E. S Bennett, T. J. Haekler and Pence & Sanford for respondent.

(1) The street and alley committee did not need an ordinance from the board of aldermen to confer authority, and if they did, the orinance of April 6, 1911, was sufficient. Sec. 9411 R. S. 1909; Fayette v. Rich, 122 Mo.App. 145. (2) The work was repair work. O'Meary v. Green, 25 Mo.App. 198. (3) The work was not reconstruction, but repair. Ritterskamp v. Stifel, 59 Mo.App. 510; Farrell v. Ramelkank, 64 Mo.App. 425; Perkinson v. Schnaake, 108 Mo.App. 255; Rackliffe v. Duncan, 130 Mo.App. 695; Jones v. Plummer, 137 Mo.App. 337. (4) The work being repair work, the taxbills would have been void, had the city proceeded by resolution, ordinance and letting of contract. Deming v. Const. Co., 154 Mo.App. 540. (5) The Legislature having conferred the authority on this committee, they were in the exercise thereof beyond the control of the court. Marionville v. Henson, 65 Mo.App. 397; Skinker v. Heman, 64 Mo.App. 441, 148 Mo. 349.

OPINION

ELLISON, J.

Plaintiff seeks to cancel certain taxbills issued for repairing a street in Lees Summit, a town of the fourth class. The trial court refused his prayer and found for the defendants.

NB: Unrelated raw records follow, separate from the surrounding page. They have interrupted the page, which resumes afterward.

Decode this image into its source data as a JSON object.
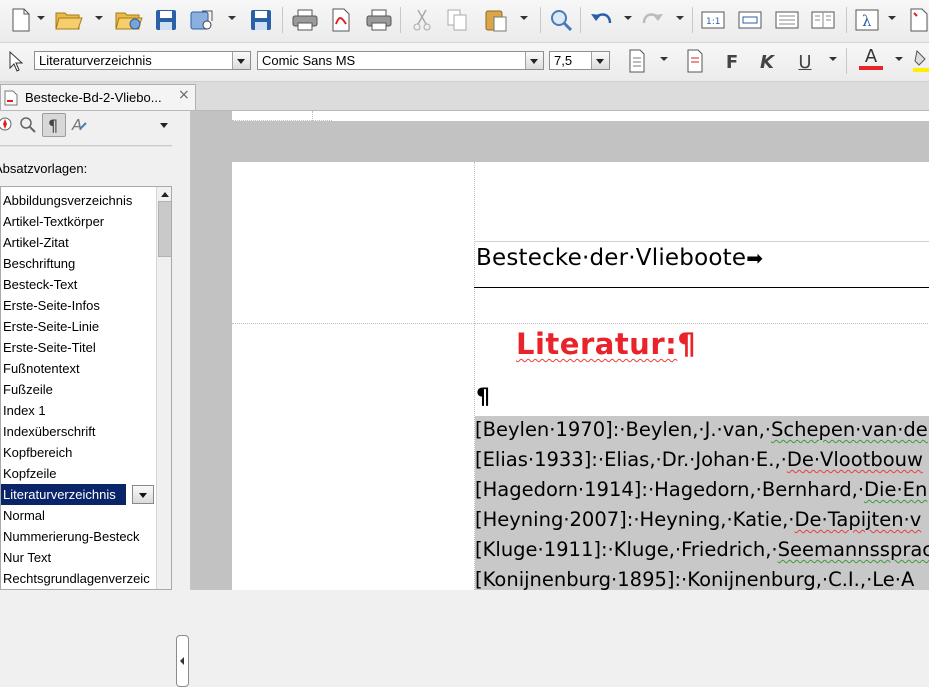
{
  "toolbar_standard": {
    "icons": [
      "new-document-icon",
      "open-folder-icon",
      "recent-folder-icon",
      "save-icon",
      "save-remote-icon",
      "save-as-icon",
      "print-icon",
      "export-pdf-icon",
      "print-preview-icon",
      "cut-icon",
      "copy-icon",
      "paste-icon",
      "find-replace-icon",
      "undo-icon",
      "redo-icon",
      "field-icon",
      "text-box-icon",
      "page-icon",
      "columns-icon",
      "lambda-formula-icon",
      "extension-icon"
    ]
  },
  "toolbar_formatting": {
    "paragraph_style": "Literaturverzeichnis",
    "font_name": "Comic Sans MS",
    "font_size": "7,5",
    "bold_label": "F",
    "italic_label": "K",
    "underline_label": "U",
    "font_color_label": "A",
    "font_color": "#e8232a"
  },
  "tab": {
    "label": "Bestecke-Bd-2-Vliebo...",
    "close_symbol": "×"
  },
  "sidebar": {
    "section_title": "Absatzvorlagen:",
    "styles": [
      "Abbildungsverzeichnis",
      "Artikel-Textkörper",
      "Artikel-Zitat",
      "Beschriftung",
      "Besteck-Text",
      "Erste-Seite-Infos",
      "Erste-Seite-Linie",
      "Erste-Seite-Titel",
      "Fußnotentext",
      "Fußzeile",
      "Index 1",
      "Indexüberschrift",
      "Kopfbereich",
      "Kopfzeile",
      "Literaturverzeichnis",
      "Normal",
      "Nummerierung-Besteck",
      "Nur Text",
      "Rechtsgrundlagenverzeic"
    ],
    "selected_index": 14,
    "selection_color": "#0a246a"
  },
  "document": {
    "header_text": "Bestecke·der·Vlieboote",
    "header_tab_arrow": "➡",
    "heading_word": "Literatur:",
    "pilcrow": "¶",
    "heading_color": "#e8232a",
    "references": [
      {
        "key": "[Beylen·1970]:·",
        "author": "Beylen,·J.·van,·",
        "title": "Schepen·van·de"
      },
      {
        "key": "[Elias·1933]:·",
        "author": "Elias,·Dr.·Johan·E.,·",
        "title": "De·Vlootbouw"
      },
      {
        "key": "[Hagedorn·1914]:·",
        "author": "Hagedorn,·Bernhard,·",
        "title": "Die·En"
      },
      {
        "key": "[Heyning·2007]:·",
        "author": "Heyning,·Katie,·",
        "title": "De·Tapijten·v"
      },
      {
        "key": "[Kluge·1911]:·",
        "author": "Kluge,·Friedrich,·",
        "title": "Seemannssprac"
      },
      {
        "key": "[Konijnenburg·1895]:·",
        "author": "Konijnenburg,·C.I.,·",
        "title": "Le·A"
      }
    ]
  }
}
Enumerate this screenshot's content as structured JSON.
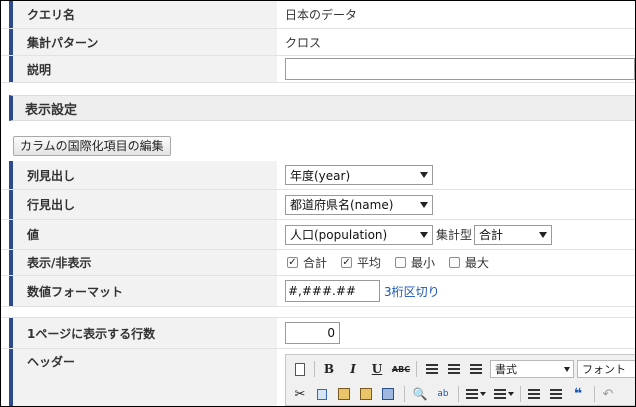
{
  "query_name": {
    "label": "クエリ名",
    "value": "日本のデータ"
  },
  "aggregation_pattern": {
    "label": "集計パターン",
    "value": "クロス"
  },
  "description": {
    "label": "説明",
    "value": ""
  },
  "display_settings": {
    "title": "表示設定",
    "i18n_button": "カラムの国際化項目の編集",
    "column_header": {
      "label": "列見出し",
      "selected": "年度(year)"
    },
    "row_header": {
      "label": "行見出し",
      "selected": "都道府県名(name)"
    },
    "value": {
      "label": "値",
      "selected": "人口(population)",
      "agg_type_label": "集計型",
      "agg_type_selected": "合計"
    },
    "show_hide": {
      "label": "表示/非表示",
      "options": [
        {
          "label": "合計",
          "checked": true
        },
        {
          "label": "平均",
          "checked": true
        },
        {
          "label": "最小",
          "checked": false
        },
        {
          "label": "最大",
          "checked": false
        }
      ]
    },
    "number_format": {
      "label": "数値フォーマット",
      "value": "#,###.##",
      "link": "3桁区切り"
    },
    "rows_per_page": {
      "label": "1ページに表示する行数",
      "value": "0"
    },
    "header": {
      "label": "ヘッダー",
      "toolbar": {
        "bold": "B",
        "italic": "I",
        "underline": "U",
        "strike": "ABC",
        "format_select": "書式",
        "font_select": "フォント",
        "quote": "❝"
      }
    }
  },
  "colors": {
    "accent": "#2d4a8a",
    "link": "#1a56b8"
  }
}
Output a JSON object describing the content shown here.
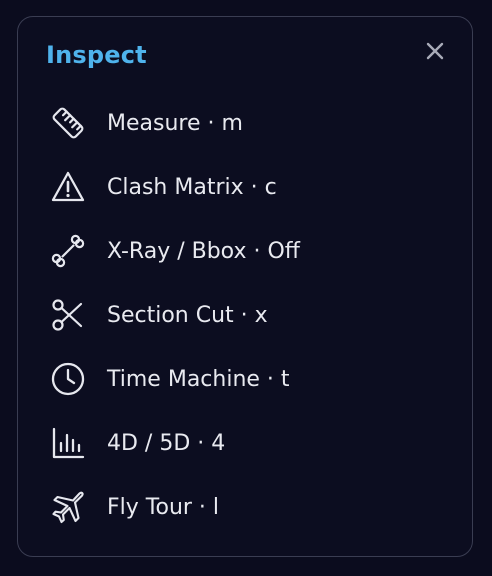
{
  "panel": {
    "title": "Inspect",
    "close_icon": "close-icon"
  },
  "menu": {
    "items": [
      {
        "icon": "ruler-icon",
        "label": "Measure · m"
      },
      {
        "icon": "warning-triangle-icon",
        "label": "Clash Matrix · c"
      },
      {
        "icon": "bone-icon",
        "label": "X-Ray / Bbox · Off"
      },
      {
        "icon": "scissors-icon",
        "label": "Section Cut · x"
      },
      {
        "icon": "clock-icon",
        "label": "Time Machine · t"
      },
      {
        "icon": "bar-chart-icon",
        "label": "4D / 5D · 4"
      },
      {
        "icon": "airplane-icon",
        "label": "Fly Tour · l"
      }
    ]
  },
  "colors": {
    "background": "#0b0c1e",
    "panel_border": "#3a3d52",
    "title": "#4fb3ec",
    "text": "#e9eaf0"
  }
}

It appears that running through the town from north to south there is a street commonly called Douglas street, though in fact about one-fourth of its length is made up of Hearne avenue. The full length of the two, running as they do from the north to the south limits of the town, is near a mile and an eighth. These streets were macadamized in 1896, the Hearne avenue part twenty feet wide and the Douglas part thirty-two feet wide, both twelve inches deep. The street, thus paved, composed a part of a much traveled highway in going to and returning from places beyond, that attracted much of the public of the populous county of Jackson, in which Lees Summit is situated.

About fifteen years after this paving was completed it became so worn that the city council thought it proper to repair it and passed the following ordinance for that purpose: "That the authority is hereby granted unto the street and alley committee of the board of aldermen of said city to proceed to repair the macadam along and upon Douglas street in said city, from the northern limits of said city to the southern limits of said city, proceeding therein as provided by section 9411, Revised Statutes of Missouri 1909."

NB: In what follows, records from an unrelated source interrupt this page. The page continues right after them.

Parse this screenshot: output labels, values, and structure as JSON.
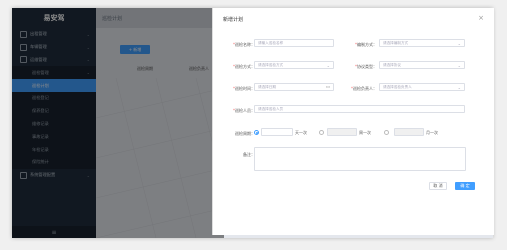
{
  "sidebar": {
    "logo": "易安驾",
    "items": [
      {
        "label": "出租管理",
        "type": "group"
      },
      {
        "label": "车辆管理",
        "type": "group"
      },
      {
        "label": "运维管理",
        "type": "group"
      },
      {
        "label": "巡检管理",
        "type": "sub"
      },
      {
        "label": "巡检计划",
        "type": "active"
      },
      {
        "label": "巡检登记",
        "type": "sub"
      },
      {
        "label": "保养登记",
        "type": "sub"
      },
      {
        "label": "维修记录",
        "type": "sub"
      },
      {
        "label": "事故记录",
        "type": "sub"
      },
      {
        "label": "年检记录",
        "type": "sub"
      },
      {
        "label": "保险统计",
        "type": "sub"
      },
      {
        "label": "系统管理配置",
        "type": "group"
      }
    ],
    "bottom_icon": "menu-icon"
  },
  "main": {
    "header_title": "巡检计划",
    "add_button": "+ 新增",
    "table_headers": [
      "巡检周期",
      "巡检负责人"
    ]
  },
  "dialog": {
    "title": "新增计划",
    "close": "×",
    "fields": {
      "plan_name": {
        "label": "巡检名称：",
        "placeholder": "请输入巡检名称"
      },
      "mode": {
        "label": "编制方式：",
        "placeholder": "请选择编制方式"
      },
      "plan_type": {
        "label": "巡检方式：",
        "placeholder": "请选择巡检方式"
      },
      "location": {
        "label": "协议类型：",
        "placeholder": "请选择协议"
      },
      "start_time": {
        "label": "巡检时间：",
        "placeholder": "请选择日期"
      },
      "responsible": {
        "label": "巡检负责人：",
        "placeholder": "请选择巡检负责人"
      },
      "inspector": {
        "label": "巡检人员：",
        "placeholder": "请选择巡检人员"
      },
      "cycle": {
        "label": "巡检周期：",
        "unit1": "天一次",
        "unit2": "周一次",
        "unit3": "月一次"
      },
      "remark": {
        "label": "备注："
      }
    },
    "cancel": "取 消",
    "confirm": "确 定"
  },
  "colors": {
    "accent": "#409eff",
    "sidebar": "#1f2d3d",
    "required": "#f56c6c"
  }
}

The provision of section 9411, referred to in this ordinance, is as follows: "No formality whatever shall be required to authorize the repairing of sidewalks, or of street or other paving, curbing, guttering, macadamizing, or part thereof, or reconstructing the same, and making assessments therefor; but the proper officer or committee on improvements may, without notice, cause such work to be done, keeping an account of the cost thereof, and reporting the same to the board of aldermen for assessment; and each lot or piece of ground abutting on such sidewalk, street, avenue or alley, or part thereof, shall be liable for its part of the cost of such work made along or in front of such lot or piece of ground, as reported to the board of aldermen. The board of aldermen may provide a penalty for failure to pay such special tax within a given time, and any taxbills issued in payment of such repairs shall constitute a lien upon the property liable therefor until paid."

Where a street is to be paved in a town of the class to which Lees Summit belongs, the statute requires that a resolution be first adopted and published by the city council declaring the paving necessary, so that objections, if any, may be made and heard. Then an ordinance is passed providing certain specifications for material and the manner of the work and the time in which it is to be done. Then a public letting is had and a contract let to the best bidder, etc. But in the matter of repair of a street, these formalities and safeguards to the interests of the propertyowner are dispensed with and there seems to be delegated to "the proper officer or committee on improvements," in this case the street and alley committee, authority, without formality or notice or other protection to the property-holder, of his, or its own motion, to make a contract and cause repairs to be made and to report the cost to the board of aldermen for assessment, the board issuing taxbills to the contractor. It will be noticed that this statute in connection with "repair" uses the word "reconstruct," and plaintiff has said that used in such connection it is synonymous with "repair." Whether so or not we need not say, since this proceeding from beginning to end is for the "repair" of the street. So the question for the court is, can the improvement in question be properly or fairly designated a repair of the street? The contest, as appeared from statements in argument, determines whether the abutting property or the town at large must pay for the work.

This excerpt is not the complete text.